‘I will take you home.’
She did not repair the damage to her dress as she watched him so that one breast stood out naked from the loosened fabric, a pink-rosebud nipple beckoning against scarlet silk. With her glassy eyes and stillness she was like a sensual and pliant Madonna fallen from heaven to land at the feet of the devil. Indecision welled, but he had no shield against such goodness, no way to safeguard his yearning against her righteousness.
Stepping forwards, he readjusted her gown, retying the laces on the flimsy bodice so that some measure of decency was reinstated. He could do nothing to repair the ruined seam and his eyes were drawn to the show of flesh that curved outwards beneath it, calling for his attentions. Swearing, he took a blanket from his bed and laid it around her, the wool almost the same shade as her hair. Then he collected his clothes, pulling on his breeches and placing a jacket over the shirt. He did not stop for a cravat. His boots were shoved on stockingless feet at the door as he retrieved the key and unlocked it.
‘Come, sweetheart,’ he murmured and found her hand, liking the way her slender fingers curled around his own.
Trust.
Another barrier breached. He yearned for others.
Outside it was quiet and, as the stables materialised before them, a lad came to his side.
‘Ye’d be wanting the carriage at this time of the night, your Grace?’ Disbelief was evident in the query. Normally conveyances were not sent for until well into the noon hours of the next day. Or the one after that.
‘Indeed. Find Stephens and have it readied. I need to go to London.’
When the boy left them Lucinda Wellingham began to speak, her voice low and uncertain. ‘My cloak is still in the house and my hat and reticule. Should I not get them?’
‘No.’ Tay wanted only to be gone. He had no idea who would talk about her appearance at one of the most infamous and least salubrious parties of the Season, but if he had her home at the Wellingham town house before the morning surely her brothers would be able to fashion a story which would dispel all rumour.
‘My friend Posy Tompkins might wonder what has happened to me. I hope that she is safe.’ She did not meet his eyes at all, a contrite Venus who had tripped into the underworld unbidden and now only wanted to be released from it.
‘Safe?’ He could not help laughing, though the sound was anything but humorous. ‘No one at my parties is safe. It is generally their singular intention not to be.’
‘Enjoying herself, then?’ she countered without missing a beat, the damn dimples in her cheeks another timely reminder of her innate goodness.
‘Oh, I can almost swear that she will be that. The thrall of a good orgasm is highly conducive to contentment.’
Silence reigned, but he had to let her know. Who he was. What he was. Her muteness heartened him.
‘I am not safe, Lady Lucinda, and neither am I repentant. When you came to Alderworth dressed in the sort of gown that raises dark fantasies in the minds of any red-blooded man, surely you understood at least that?’

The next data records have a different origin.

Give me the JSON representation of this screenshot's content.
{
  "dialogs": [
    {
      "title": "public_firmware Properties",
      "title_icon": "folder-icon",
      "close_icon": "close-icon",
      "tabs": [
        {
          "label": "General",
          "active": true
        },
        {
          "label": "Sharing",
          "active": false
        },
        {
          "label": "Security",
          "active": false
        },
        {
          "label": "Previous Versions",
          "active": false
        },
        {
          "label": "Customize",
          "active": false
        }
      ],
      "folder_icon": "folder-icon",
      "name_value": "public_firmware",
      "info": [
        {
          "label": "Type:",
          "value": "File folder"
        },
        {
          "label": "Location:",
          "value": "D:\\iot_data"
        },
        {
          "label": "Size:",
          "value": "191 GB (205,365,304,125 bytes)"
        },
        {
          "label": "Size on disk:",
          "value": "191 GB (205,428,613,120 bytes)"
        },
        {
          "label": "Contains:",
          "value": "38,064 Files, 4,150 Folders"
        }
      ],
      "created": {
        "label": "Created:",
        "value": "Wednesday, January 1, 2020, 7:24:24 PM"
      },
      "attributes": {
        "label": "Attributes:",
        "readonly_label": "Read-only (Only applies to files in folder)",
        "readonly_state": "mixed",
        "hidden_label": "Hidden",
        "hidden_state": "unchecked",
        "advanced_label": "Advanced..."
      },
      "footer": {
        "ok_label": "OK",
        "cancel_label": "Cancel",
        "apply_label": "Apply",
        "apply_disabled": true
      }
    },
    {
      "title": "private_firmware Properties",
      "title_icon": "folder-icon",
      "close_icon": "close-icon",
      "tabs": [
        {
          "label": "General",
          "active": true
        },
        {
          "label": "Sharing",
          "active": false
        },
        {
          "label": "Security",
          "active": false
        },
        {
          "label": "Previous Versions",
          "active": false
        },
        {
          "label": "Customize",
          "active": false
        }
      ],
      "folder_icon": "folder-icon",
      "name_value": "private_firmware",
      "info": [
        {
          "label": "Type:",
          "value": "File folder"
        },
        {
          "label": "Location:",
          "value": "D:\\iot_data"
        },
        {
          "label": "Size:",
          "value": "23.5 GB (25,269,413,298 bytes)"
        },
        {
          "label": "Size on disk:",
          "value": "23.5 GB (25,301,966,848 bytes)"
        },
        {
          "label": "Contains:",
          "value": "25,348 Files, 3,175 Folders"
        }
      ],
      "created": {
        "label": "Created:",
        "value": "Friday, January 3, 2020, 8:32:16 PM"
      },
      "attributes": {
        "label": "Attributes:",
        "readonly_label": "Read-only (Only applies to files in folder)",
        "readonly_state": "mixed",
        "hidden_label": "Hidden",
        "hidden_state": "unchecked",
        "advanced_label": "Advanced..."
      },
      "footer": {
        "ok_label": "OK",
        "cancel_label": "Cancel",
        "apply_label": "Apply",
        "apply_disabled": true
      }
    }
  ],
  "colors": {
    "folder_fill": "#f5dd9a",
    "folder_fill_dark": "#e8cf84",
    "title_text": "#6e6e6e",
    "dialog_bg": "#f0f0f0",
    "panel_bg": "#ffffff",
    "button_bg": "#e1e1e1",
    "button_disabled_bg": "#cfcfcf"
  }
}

Tears glittered and Tay swore, causing more again to pool beneath the light of the lamp.
‘Lord knows, you are far too sweet for a sinner like me and tomorrow you will realise exactly just how close to ruin you were and be thankful that I took you home, no matter the loss of a few possessions.’
Asher, Taris and Cristo would not have called her sweet. Not in a million years. She was a failure and a liability to the Wellingham name and she always had been. That was the trouble. She was ‘intrinsically flawed’. The gypsy who had read her palm in a stall outside the Leadenhall Market had looked directly into her eyes and told her so.
Intrinsically flawed.
And she was. Tonight was living proof of the ridiculous things she did, without thought for responsibility or consequence. With a little less luck she could have been in the Duke of Alderworth’s bed right now, knees up around his bare and muscled thighs and knowing what a great many of the less principled women of English society already did. It was only his good sense that had stopped her, for she had been far beyond putting a halt to anything. With just a little persuasion she would have followed him to his bed in the candlelight. Shame coated her, the thick ignominy making her feel ill. Such a narrow escape.
An older man came towards them, carrying a light, and behind him again a whole plethora of busy servants. Lucinda did not meet their eyes as they observed her, plastering a look on her face that might pass for indifference. Goodness, how she hoped that there was none amongst these servants of Alderworth who might have a channel of communication into the empire of the Wellinghams.
At her side Alderworth made her feel both excited and nervous, his heat calling her to him in a way that scorched sense. When his arm came against her own she did not pull away, the feel of him exciting and forbidden before he moved back. She took in one deep breath and then let it out slowly, trying to find logic and reason and failing.
His gaze swept across her with all the intensity of a ranging and predatory tiger.
Within moments the conveyance was ready to leave, the lamps lit and the driver in place. Without touching her Taylen Ellesmere indicated that she climb up and when she sat on a plush leather seat, he chose the opposite side to rest on, his green eyes brittle.
‘It will take us four hours to reach Mayfair. If you are still cold …?’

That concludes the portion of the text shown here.